The city of Ridgefield is set to have a new facility for its public works department, as the city council unanimously approved the purchase of a $3.8 million location near the Interstate 5 exit.
The council approved the purchase during its June 11 meeting, capping off months of work by city staff to see if the location was fitting for an operations center for public works.
Located at 487 S. 56th Place, the city became aware of the building being up for sale in December, Ridgefield Finance Director Kirk Johnson said at the meeting. In 2013, the council had approved a study looking at the long-term needs for the department, according to council documents.
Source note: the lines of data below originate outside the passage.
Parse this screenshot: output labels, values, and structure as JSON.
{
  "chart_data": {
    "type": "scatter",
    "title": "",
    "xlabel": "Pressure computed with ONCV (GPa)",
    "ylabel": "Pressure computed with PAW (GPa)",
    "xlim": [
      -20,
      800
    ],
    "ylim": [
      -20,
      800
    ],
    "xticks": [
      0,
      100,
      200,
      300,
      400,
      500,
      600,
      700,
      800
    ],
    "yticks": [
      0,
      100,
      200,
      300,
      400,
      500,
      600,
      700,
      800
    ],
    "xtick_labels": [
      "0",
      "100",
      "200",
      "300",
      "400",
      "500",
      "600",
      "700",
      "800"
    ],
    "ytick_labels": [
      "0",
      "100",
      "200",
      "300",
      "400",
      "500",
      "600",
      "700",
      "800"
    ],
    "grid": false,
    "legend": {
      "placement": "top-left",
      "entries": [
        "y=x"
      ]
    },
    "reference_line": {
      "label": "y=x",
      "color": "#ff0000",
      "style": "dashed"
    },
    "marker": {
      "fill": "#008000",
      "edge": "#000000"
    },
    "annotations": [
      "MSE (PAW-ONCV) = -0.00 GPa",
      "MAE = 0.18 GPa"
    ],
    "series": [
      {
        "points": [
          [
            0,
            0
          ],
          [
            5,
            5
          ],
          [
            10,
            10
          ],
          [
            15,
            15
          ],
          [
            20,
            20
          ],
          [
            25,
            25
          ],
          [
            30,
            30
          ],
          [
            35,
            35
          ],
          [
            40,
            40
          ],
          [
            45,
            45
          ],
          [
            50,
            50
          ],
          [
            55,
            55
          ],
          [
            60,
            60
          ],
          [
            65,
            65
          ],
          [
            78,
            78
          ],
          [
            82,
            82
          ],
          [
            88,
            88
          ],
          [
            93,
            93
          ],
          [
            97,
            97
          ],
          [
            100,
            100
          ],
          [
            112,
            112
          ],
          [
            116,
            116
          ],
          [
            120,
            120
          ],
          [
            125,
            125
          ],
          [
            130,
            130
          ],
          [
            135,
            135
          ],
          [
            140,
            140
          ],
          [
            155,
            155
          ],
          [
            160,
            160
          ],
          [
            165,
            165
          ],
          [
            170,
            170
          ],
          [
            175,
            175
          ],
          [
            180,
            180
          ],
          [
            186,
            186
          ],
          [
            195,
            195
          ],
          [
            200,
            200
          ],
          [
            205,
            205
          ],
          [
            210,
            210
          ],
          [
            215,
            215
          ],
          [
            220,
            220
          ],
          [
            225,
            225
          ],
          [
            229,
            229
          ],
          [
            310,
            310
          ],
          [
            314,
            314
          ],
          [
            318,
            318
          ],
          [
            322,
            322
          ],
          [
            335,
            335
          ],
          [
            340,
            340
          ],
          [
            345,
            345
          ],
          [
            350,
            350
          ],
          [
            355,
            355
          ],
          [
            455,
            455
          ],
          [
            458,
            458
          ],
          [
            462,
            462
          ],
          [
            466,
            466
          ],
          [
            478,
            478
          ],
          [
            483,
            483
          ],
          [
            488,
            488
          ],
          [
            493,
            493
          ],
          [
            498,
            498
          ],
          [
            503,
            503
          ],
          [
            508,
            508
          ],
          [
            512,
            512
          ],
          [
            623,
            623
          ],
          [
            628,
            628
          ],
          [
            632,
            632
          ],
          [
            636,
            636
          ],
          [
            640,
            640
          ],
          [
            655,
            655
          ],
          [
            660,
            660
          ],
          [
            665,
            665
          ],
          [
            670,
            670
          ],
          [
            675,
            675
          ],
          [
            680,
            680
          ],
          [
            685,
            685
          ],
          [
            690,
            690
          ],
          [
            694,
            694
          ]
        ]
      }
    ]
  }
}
The nearly 4.4-acre parcel features a 23,000-square-foot warehouse/shop building and a 5,000-square-foot, two-story office building, council documents stated, which was adequate for space requirements for the next 20 years, based on the 2013 study.
Alongside the purchase price, closing costs, due diligence and tenant improvements, the total cost is not to exceed $4.4 million, according to council documents, which will be paid out by the city taking out general obligation bonds with some bridge funding from the city’s water system development fund.
As part of the due diligence on the property, Johnson said the city conducted property inspection, environmental assessment and a property line survey. Ridgefield Public Works Director Bryan Kast said a prior environmental assessment of the property in 2008 showed potential soil contamination underneath the building which led to the city conducting additional review of the site.
The review showed trace amounts of benzene, though not past the allowable limit, Kast said, adding whatever was present was “capped and stabilized right now by the building itself.” No groundwater that was connected to an aquifer was identified in the additional study.
Kast said that the additional review was undertaken to ensure the city would not be required to undertake any cleanup efforts of the site. Currently cleanup was unnecessary given engineering barriers, but if the existing structure were to be demolished at a future date, may require some work.
During building inspection Kast said there were some minor issues identified, but “nothing that was out of the ordinary for the condition of the building.”
The sale is expected to close before July 20, according to council documents.